Baghdad residents are being told that war with the United States is imminent and they face rationing of rice, sugar, flour and powdered milk, a Virginia Beach woman who was trapped in the Iraqi capital for a month said yesterday.
Zaroohi Babooriam, 68, who was visiting her sister when Iraq attacked Kuwait last month, said that the Iraqi people still are weary from a brutal eight-year war with Iran and are frightened by the prospect of another war.
Babooriam arrived at the Newark airport Wednesday and is the first freed captive from this area to discuss her ordeal publicly. She said the multinational embargo that has nearly shut down the flow of food into Iraq is taking its toll. This week, Baghdad residents were issued coupons that limit the amount of food they can buy, she said.
"Everyone there is under so much pressure. All they hear on television and radio is the Americans are going to attack . . . and war is coming," said Babooriam, an Iraqi-born U.S. citizen who has lived in this country for 30 years.
Babooriam, a widow, said she went to Iraq in July to visit relatives and had planned to return Aug. 6. But after Iraq's invasion of Kuwait on Aug. 2, she was told she could not leave Baghdad.
Babooriam stayed with her sister and said she was not harassed by any of the thousands of Iraqi troops on Baghdad's streets. She was free to travel in the city, but armed troops were at the city limits to prevent anyone from leaving.
Babooriam's daughter, Norik Checkosky, of Middletown, N.J., said yesterday that she had no contact with her mother from the day of the invasion until Aug. 19, when telephone service to the small house rented by Babooriam's sister was restored.

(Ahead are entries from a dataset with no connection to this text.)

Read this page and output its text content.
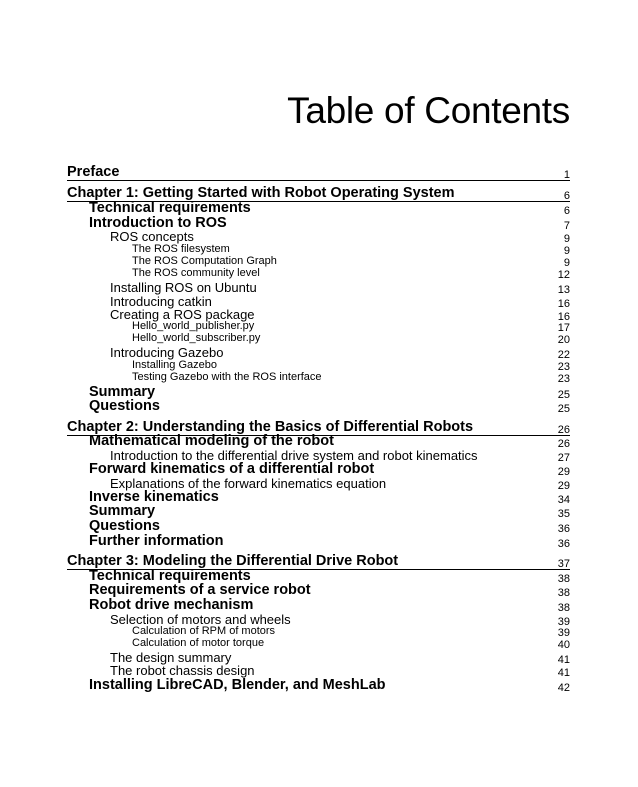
Table of Contents
Preface	1
Chapter 1: Getting Started with Robot Operating System	6
Technical requirements	6
Introduction to ROS	7
ROS concepts	9
The ROS filesystem	9
The ROS Computation Graph	9
The ROS community level	12
Installing ROS on Ubuntu	13
Introducing catkin	16
Creating a ROS package	16
Hello_world_publisher.py	17
Hello_world_subscriber.py	20
Introducing Gazebo	22
Installing Gazebo	23
Testing Gazebo with the ROS interface	23
Summary	25
Questions	25
Chapter 2: Understanding the Basics of Differential Robots	26
Mathematical modeling of the robot	26
Introduction to the differential drive system and robot kinematics	27
Forward kinematics of a differential robot	29
Explanations of the forward kinematics equation	29
Inverse kinematics	34
Summary	35
Questions	36
Further information	36
Chapter 3: Modeling the Differential Drive Robot	37
Technical requirements	38
Requirements of a service robot	38
Robot drive mechanism	38
Selection of motors and wheels	39
Calculation of RPM of motors	39
Calculation of motor torque	40
The design summary	41
The robot chassis design	41
Installing LibreCAD, Blender, and MeshLab	42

"Until the 19th, we were going through hell," said Checkosky, who explained that for two weeks her mother was without medication for dizziness and arthritis. "There were times I thought I'd never see her again . . . . But once I found out she was with family, I knew she'd be okay."

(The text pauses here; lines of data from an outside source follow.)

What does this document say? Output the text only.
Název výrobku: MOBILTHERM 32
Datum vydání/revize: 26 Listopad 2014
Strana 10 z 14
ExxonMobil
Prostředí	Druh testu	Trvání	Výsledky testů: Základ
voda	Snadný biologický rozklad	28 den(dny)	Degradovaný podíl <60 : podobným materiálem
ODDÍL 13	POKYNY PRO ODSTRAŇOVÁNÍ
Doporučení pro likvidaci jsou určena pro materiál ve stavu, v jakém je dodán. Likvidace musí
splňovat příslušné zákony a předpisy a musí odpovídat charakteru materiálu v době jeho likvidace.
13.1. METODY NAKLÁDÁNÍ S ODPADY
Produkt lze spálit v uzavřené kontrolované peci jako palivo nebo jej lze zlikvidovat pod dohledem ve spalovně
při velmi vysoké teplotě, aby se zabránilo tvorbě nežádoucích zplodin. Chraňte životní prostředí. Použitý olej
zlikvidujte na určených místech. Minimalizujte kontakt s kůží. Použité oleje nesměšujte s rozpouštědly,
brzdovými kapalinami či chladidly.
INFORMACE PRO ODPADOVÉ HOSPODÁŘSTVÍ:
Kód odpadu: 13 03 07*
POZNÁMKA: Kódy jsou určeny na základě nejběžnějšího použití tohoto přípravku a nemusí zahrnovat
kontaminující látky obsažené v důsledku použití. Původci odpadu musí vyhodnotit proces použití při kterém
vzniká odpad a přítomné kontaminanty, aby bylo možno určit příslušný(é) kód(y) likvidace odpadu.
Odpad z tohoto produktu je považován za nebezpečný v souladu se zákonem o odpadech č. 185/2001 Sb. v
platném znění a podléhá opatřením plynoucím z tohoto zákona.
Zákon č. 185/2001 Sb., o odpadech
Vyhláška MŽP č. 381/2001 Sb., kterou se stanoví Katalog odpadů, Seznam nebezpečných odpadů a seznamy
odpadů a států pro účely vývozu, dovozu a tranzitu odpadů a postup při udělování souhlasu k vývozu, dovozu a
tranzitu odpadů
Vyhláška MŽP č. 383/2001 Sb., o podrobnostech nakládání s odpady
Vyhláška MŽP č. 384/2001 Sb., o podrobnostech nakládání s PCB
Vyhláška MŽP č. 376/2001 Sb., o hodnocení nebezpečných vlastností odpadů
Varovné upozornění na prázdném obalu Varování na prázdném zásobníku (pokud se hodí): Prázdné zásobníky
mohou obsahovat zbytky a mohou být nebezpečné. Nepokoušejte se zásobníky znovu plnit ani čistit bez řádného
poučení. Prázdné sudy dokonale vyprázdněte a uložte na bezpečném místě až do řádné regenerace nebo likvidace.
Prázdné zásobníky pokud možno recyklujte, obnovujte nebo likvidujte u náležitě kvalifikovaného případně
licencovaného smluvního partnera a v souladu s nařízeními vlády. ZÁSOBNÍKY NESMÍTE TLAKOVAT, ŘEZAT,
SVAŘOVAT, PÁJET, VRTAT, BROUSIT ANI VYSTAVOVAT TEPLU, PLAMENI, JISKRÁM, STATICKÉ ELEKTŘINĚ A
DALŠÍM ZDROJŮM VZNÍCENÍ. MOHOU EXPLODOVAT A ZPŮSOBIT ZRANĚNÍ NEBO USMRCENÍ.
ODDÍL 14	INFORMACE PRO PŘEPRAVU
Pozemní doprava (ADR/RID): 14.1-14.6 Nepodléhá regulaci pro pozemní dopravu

Checkosky said relatives in Baghdad told her that the city's streets have been flooded in recent weeks with homeless foreigners, many of them Indians and Filipinos, who came to Iraq to work as laborers when most of the nation's young men were fighting the war against Iran. "There are a lot of desperate people there," Checkosky said.
Despite warnings of war and food shortages, Iraqis are struggling to retain some normalcy in their lives, Babooriam said. While confined to Baghdad, Babooriam attended a wedding of a family friend. It was a lovely ceremony, she said, but something was missing: a cake. "They did not want to use up the flour, sugar and eggs," Babooriam said. She said food shortages have forced many Baghdad restaurants, including almost all of the better ones, to close. "There are only a few fast-food places left," Babooriam said. "The bigger ones are closed. They need chicken and meat."
Occasionally, Babooriam said, Baghdad stores receive food shipments from Kuwait. Several days ago, fresh fruit from Kuwait was quickly snatched up by customers in Baghdad, she said.
Babooriam's confinement came at a time that otherwise would have been one of celebration for her family. Babooriam said her nephew, an Iraqi soldier who had been a prisoner of war in Iran for nearly eight years, was released as part of a prisoner exchange.
Babooriam, who said she monitored news on the Middle East by listening to Voice of America radio broadcasts, said she was in frequent contact with the U.S. Embassy in Baghdad, and visited the embassy compound. "They kept telling me to wait, they were doing everything they could," said Babooriam, who was born in a tent in the Iraqi desert in 1922.
On Monday, Babooriam received a call from an embassy official, who told her she was being freed. She left Baghdad Tuesday aboard an Iraqi Airways plane, which took her to Amman, Jordan. There, she and the other Americans being released boarded a Virgin Atlantic Airways airliner, which took them to Cairo, London and, finally, Newark. Checkosky said her mother suffered from dizziness throughout the trip home, but was feeling better yesterday and planned to return to Virginia Beach today.
Iraq's food shortages kept Babooriam from having her favorite breakfast, so yesterday Checkosky went to a nearby bakery and bought her mother "the biggest, warmest bagel I could find."